While the majority of experts cite a wide range of risks related to money laundering, NFTs, and DeFi platforms, the majority of these are related to the unhosted wallets that fall outside of the regulatory environment. Nevertheless, these claims remain only in the form of allegations and lack any evidence behind them. Thus, it is possible to expect technical and legal safeguards preventing fraudulent activities in the future and considering these risks for trading strategies, collection, and other operations.
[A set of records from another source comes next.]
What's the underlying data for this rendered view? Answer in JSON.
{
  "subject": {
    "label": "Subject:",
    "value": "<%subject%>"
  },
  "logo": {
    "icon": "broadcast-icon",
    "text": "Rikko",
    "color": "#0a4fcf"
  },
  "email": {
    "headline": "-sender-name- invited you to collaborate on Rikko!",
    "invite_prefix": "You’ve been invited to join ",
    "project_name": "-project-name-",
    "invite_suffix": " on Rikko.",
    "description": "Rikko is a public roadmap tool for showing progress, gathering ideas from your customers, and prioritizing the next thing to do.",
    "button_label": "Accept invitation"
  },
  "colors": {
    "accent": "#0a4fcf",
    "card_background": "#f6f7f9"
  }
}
Where are the NFTs headed?
At this point, it is clear that NFTs are a part of the new industry rapidly evolving and gaining prominence. As the new phenomenon continues developing, it is natural to expect volatility, which remains relevant even for top-level cryptocurrencies, such as Bitcoin. The majority of experts are very conservative in their predictions, since the new FATF Guidance, along with the potential environmental and anti-fraud regulations could have significant effects on the NFTs.
Given the timeline of cryptocurrencies that already comply with the anti-money laundering (AML) requirements, it is natural to expect an identical treatment of the NFTs. Similarly, the long-term strategies of the developed countries entail sustainable development through the minimization of diverse environmental effects. Thus, it is possible to expect tighter regulatory control over blockchains and NFTs.